5922 State Route 28N
Newcomb, NY 12852
(518) 582-2000

>>Website: http://www.esf.edu/aic/

The AIC features 3.6 miles of interpretive trails on its 236-acre property, along the shoreline of Rich Lake and Rich Lake outlet. Trailheads are located at the building.

R.W. Sage Jr. Memorial Trail: This 1.1-mile loop starts from the Sucker Brook Trail after it crosses the Rich LakeOutlet. Enjoy an easy, mostly flat, ski along the shoreline of Belden Lake through a mixed forest of coniferous and deciduous trees. Make sure to stop at the two overlooks along the lake for a photo opportunity, wildlife viewing or a serene break away from society. The loop ends at the Little Sucker Brook bridge on the Sucker Brook Trail. Extend your ski trip by heading over to the Great Camp Santanoni Trail. (YELLOW markers)

Rich Lake Trail: This 0.6-mile trail is a terrific warm-up with great views of Rich Lake and Goodnow Mountain. This short trek gives you a glimpse of what the other trails have to offer. (RED markers) Easy access. 

Peninsula Trail: They do not recommend or allow skiing on this trail

Sucker Brook Trail: This 1.0-mile trail is considered to be a moderate trail but is a rather steep drop right from the parking lot.

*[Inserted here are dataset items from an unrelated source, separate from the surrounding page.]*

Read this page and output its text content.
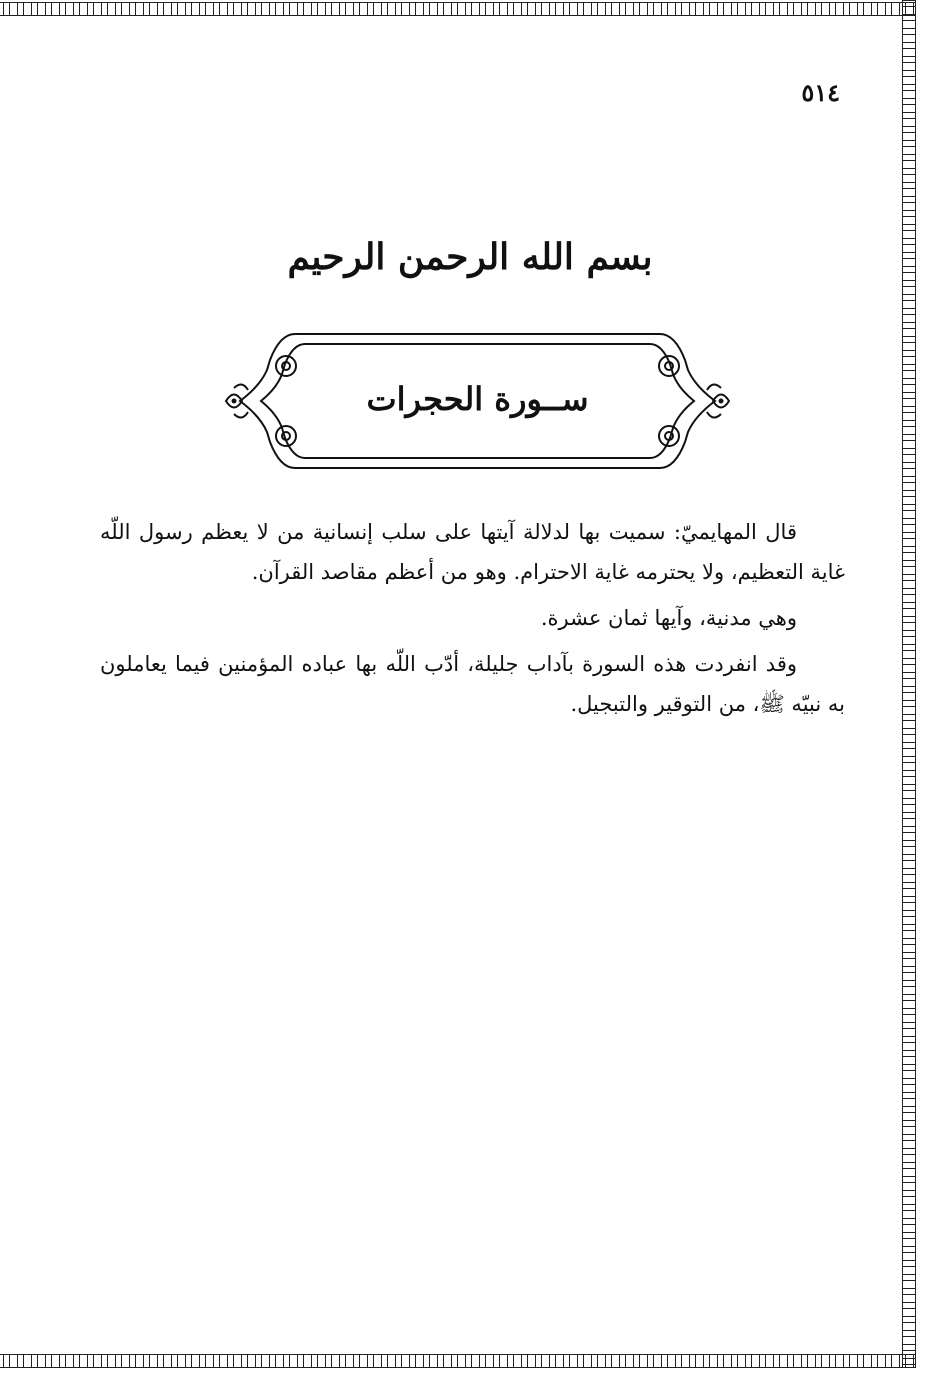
٥١٤
بسم الله الرحمن الرحيم
ســورة الحجرات

قال المهايميّ: سميت بها لدلالة آيتها على سلب إنسانية من لا يعظم رسول اللّه غاية التعظيم، ولا يحترمه غاية الاحترام. وهو من أعظم مقاصد القرآن.

وهي مدنية، وآيها ثمان عشرة.

وقد انفردت هذه السورة بآداب جليلة، أدّب اللّه بها عباده المؤمنين فيما يعاملون به نبيّه ﷺ، من التوقير والتبجيل.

Once down off the hill the ski is actually very nice and you can connect up to the Sage Trail part way through. This trail leaves the building to the north and runs along the outlet to Rich Lake. You will be walking parallel to the same route the logs took during the Hudson River log-driving days. This is a wonderful trail to see wildlife. (BLUE markers)

Trailhead Location: 

Follow I87 north from the Schroon Lake Exit and get off Ext 29. From Exit 29 head west along Blue Ridge Road toward Newcomb. Continue to Route 28N in Newcomb and head right into the village. Pass through the entire village and locate the entrance for the SUNY ESF AIC on the right.   

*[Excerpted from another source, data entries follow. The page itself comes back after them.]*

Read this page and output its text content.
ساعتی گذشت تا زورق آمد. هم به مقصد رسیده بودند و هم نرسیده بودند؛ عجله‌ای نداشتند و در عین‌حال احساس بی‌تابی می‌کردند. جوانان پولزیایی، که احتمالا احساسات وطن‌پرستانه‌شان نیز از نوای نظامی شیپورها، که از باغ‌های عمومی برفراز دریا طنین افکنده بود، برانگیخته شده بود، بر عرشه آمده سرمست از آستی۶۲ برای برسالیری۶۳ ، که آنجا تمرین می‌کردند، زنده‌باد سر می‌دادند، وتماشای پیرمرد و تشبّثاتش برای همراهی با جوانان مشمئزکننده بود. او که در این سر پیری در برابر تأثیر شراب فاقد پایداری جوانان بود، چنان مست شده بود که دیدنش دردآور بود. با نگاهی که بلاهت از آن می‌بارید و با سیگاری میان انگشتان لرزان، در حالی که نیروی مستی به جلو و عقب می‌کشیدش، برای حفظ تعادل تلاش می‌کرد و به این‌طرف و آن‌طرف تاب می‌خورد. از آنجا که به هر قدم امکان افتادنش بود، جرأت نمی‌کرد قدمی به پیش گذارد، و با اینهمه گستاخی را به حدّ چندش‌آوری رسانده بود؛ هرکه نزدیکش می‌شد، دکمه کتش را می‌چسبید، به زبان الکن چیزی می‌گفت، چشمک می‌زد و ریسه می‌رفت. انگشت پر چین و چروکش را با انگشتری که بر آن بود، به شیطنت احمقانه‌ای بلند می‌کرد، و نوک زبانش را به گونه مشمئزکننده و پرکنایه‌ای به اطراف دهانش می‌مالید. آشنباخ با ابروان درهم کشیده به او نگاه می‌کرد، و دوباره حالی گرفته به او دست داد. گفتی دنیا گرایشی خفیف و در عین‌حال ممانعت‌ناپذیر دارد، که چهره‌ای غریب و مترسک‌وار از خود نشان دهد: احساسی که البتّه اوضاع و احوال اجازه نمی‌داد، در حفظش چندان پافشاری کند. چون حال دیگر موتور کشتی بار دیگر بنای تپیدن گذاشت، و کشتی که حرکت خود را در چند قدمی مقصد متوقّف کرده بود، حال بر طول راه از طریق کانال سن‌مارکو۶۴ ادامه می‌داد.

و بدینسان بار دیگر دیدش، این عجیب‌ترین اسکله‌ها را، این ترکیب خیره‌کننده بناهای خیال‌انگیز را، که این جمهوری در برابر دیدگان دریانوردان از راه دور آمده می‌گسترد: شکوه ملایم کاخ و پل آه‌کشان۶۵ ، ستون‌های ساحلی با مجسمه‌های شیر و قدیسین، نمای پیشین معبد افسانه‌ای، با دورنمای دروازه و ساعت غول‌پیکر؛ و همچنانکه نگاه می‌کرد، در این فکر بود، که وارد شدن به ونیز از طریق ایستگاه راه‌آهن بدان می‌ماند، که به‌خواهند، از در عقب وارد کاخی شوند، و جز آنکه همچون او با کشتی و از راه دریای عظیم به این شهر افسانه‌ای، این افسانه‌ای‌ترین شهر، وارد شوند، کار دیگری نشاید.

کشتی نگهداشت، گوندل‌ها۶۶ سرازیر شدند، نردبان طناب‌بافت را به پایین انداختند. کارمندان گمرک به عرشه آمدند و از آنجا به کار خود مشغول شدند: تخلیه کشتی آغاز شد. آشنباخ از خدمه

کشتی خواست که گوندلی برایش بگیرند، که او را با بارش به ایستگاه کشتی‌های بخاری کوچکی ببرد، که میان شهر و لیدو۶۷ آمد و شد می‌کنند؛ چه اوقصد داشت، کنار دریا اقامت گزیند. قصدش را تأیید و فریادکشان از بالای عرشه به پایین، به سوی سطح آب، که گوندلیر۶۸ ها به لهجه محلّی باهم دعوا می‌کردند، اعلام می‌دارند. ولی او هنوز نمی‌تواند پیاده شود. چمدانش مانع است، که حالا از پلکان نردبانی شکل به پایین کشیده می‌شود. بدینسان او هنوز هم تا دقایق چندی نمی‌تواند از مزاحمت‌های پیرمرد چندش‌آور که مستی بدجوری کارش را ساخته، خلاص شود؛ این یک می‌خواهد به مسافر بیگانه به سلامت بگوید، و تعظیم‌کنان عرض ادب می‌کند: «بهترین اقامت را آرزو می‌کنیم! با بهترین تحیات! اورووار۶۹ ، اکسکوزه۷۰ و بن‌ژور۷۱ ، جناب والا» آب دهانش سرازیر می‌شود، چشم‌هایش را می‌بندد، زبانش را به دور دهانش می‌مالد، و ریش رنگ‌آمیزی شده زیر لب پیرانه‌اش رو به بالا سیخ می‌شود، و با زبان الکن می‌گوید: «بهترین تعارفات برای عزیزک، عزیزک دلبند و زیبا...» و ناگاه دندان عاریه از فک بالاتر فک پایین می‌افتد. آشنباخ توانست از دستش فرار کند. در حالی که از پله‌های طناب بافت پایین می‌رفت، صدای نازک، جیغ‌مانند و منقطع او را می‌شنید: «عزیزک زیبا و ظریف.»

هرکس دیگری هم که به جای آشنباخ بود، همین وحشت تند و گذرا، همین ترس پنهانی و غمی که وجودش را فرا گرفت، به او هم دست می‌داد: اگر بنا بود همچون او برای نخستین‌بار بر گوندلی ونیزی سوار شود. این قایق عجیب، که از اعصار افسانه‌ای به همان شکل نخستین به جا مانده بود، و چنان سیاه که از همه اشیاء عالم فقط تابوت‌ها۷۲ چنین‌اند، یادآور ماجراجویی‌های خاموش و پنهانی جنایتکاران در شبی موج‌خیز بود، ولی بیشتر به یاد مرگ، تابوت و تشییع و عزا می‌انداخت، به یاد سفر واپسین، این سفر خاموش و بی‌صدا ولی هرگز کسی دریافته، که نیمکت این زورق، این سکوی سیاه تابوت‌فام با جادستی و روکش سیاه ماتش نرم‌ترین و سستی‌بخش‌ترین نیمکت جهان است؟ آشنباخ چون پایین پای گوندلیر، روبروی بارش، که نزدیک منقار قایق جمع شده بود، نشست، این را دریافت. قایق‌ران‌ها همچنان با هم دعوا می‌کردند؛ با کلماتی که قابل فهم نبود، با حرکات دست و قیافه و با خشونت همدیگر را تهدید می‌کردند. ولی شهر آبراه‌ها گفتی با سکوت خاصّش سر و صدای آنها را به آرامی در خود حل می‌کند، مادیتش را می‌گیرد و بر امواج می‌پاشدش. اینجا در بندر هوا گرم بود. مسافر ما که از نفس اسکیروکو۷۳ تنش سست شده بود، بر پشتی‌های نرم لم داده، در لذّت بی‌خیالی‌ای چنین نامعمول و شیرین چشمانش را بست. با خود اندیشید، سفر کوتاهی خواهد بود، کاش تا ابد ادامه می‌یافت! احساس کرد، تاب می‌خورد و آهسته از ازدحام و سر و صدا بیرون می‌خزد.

Difficulty: 1=easiest, 5=hardest

One to two: Depends entirely on the loop chose and the direction of travel 

Additional Important Information:

Skiing over a frozen body of water is a cross-country skiing past time; it can access you to areas not seen by most in the summer. With that being said it is a dangerous activity to cross frozen water bodies and should be done with care and respect for your environment. Know the ice conditions and be prepared for anything including heavy winds, snow drifts, whiteouts, slushy conditions, and thin ice.